The three MUPI images derive from performances staged on the sets of The Americans, Quântico,
and Gossip Girl, further blurring fiction, identity, and mediated reality.
v
A Mupi Gallery é uma galeria dedicada à imagem inaugurada em Maio de 2015 no foyer da sala de espectáculos do Maus Hábitos, que acolhe, desde então, uma vasta programação de exposições individuais por artistas locais e internacionais em diferentes estados de emergência.
A Mupi Gallery tem como objectivos apoiar a criação de novas obras e experiências visuais, bem como promover o percurso artístico dos artistas convidados, através do desafio a apresentarem um novo trabalho a solo que tire partido das características e destaque singular do grande formato. Procura também promover a cena artística contemporânea nacional, dando a conhecer o trabalho sólido de artistas locais bem como novos nomes das artes visuais.
Esta galeria dedicada a exposições individuais, complementa a programação artística da Saco Azul/Maus Hábitos, por fazer um contraponto ao programa da sala de exposições, dedicado ao encontro e diálogo artístico através de exposições colectivas e de cruzamento.

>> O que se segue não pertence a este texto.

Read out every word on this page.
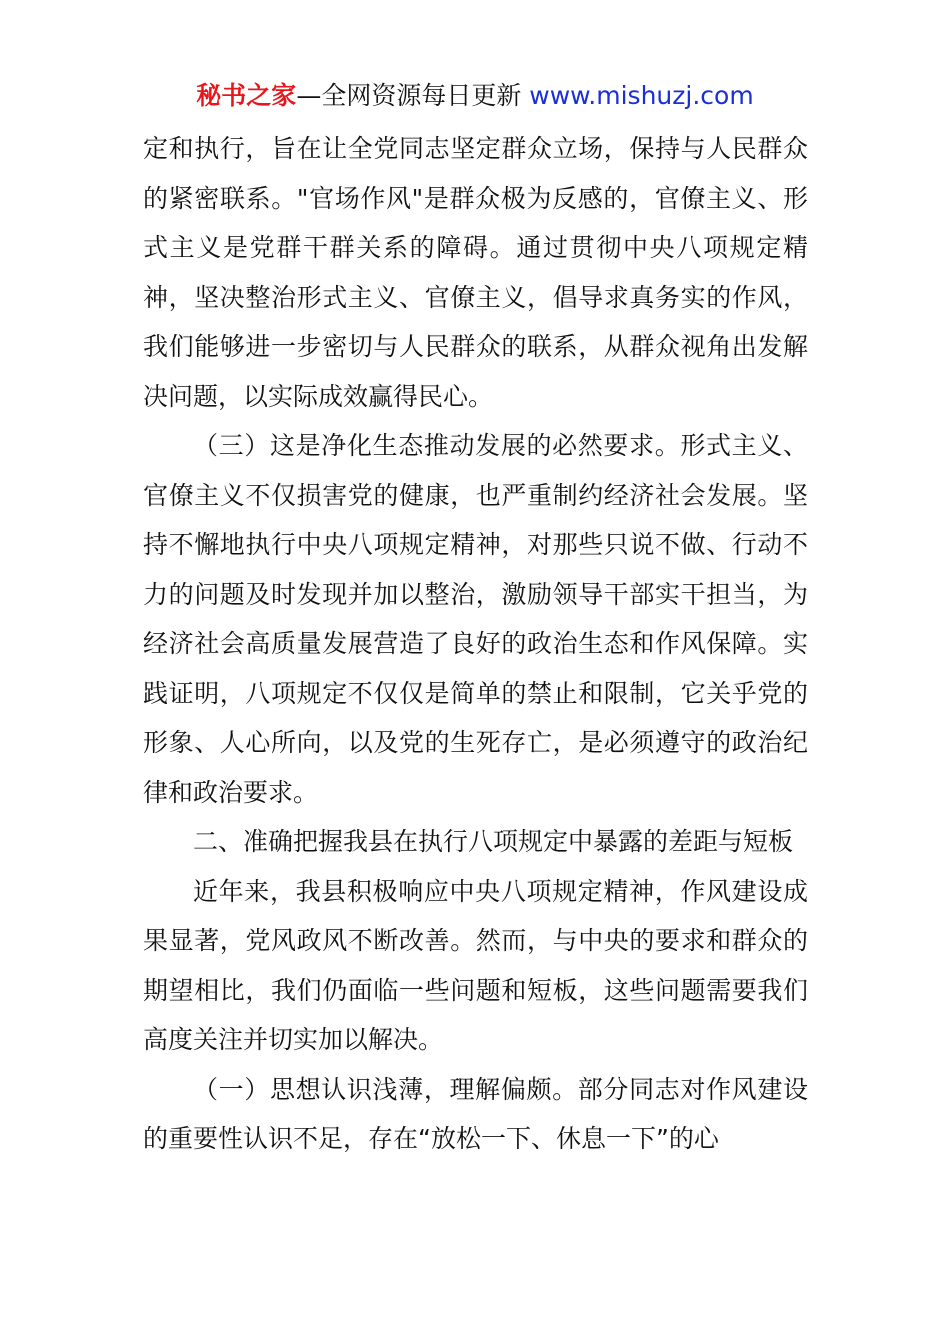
秘书之家—全网资源每日更新 www.mishuzj.com

定和执行，旨在让全党同志坚定群众立场，保持与人民群众的紧密联系。"官场作风"是群众极为反感的，官僚主义、形式主义是党群干群关系的障碍。通过贯彻中央八项规定精神，坚决整治形式主义、官僚主义，倡导求真务实的作风，我们能够进一步密切与人民群众的联系，从群众视角出发解决问题，以实际成效赢得民心。

（三）这是净化生态推动发展的必然要求。形式主义、官僚主义不仅损害党的健康，也严重制约经济社会发展。坚持不懈地执行中央八项规定精神，对那些只说不做、行动不力的问题及时发现并加以整治，激励领导干部实干担当，为经济社会高质量发展营造了良好的政治生态和作风保障。实践证明，八项规定不仅仅是简单的禁止和限制，它关乎党的形象、人心所向，以及党的生死存亡，是必须遵守的政治纪律和政治要求。

二、准确把握我县在执行八项规定中暴露的差距与短板

近年来，我县积极响应中央八项规定精神，作风建设成果显著，党风政风不断改善。然而，与中央的要求和群众的期望相比，我们仍面临一些问题和短板，这些问题需要我们高度关注并切实加以解决。

（一）思想认识浅薄，理解偏颇。部分同志对作风建设的重要性认识不足，存在“放松一下、休息一下”的心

A Saco Azul convida um artista por mês a ocupar o tríptico retro-iluminado, promovendo, via bolsas de apoio à produção, a criação de obras que utilizem a imagem como meio de criação contemporânea, afirmando ou questionando o seu papel na atualidade. Composta por 3 Mupis de comunicação publicitária urbana cedidos pela JcDecaux ao Maus Hábitos, esta galeria não só é interessante pelas suas características físicas, como também pelo impacto cultural e conotação comercial inerente aos suportes. Ao artista fica o desafio de reagir ou interagir com esta estrutura, assumindo todas as suas capacidades e conotações.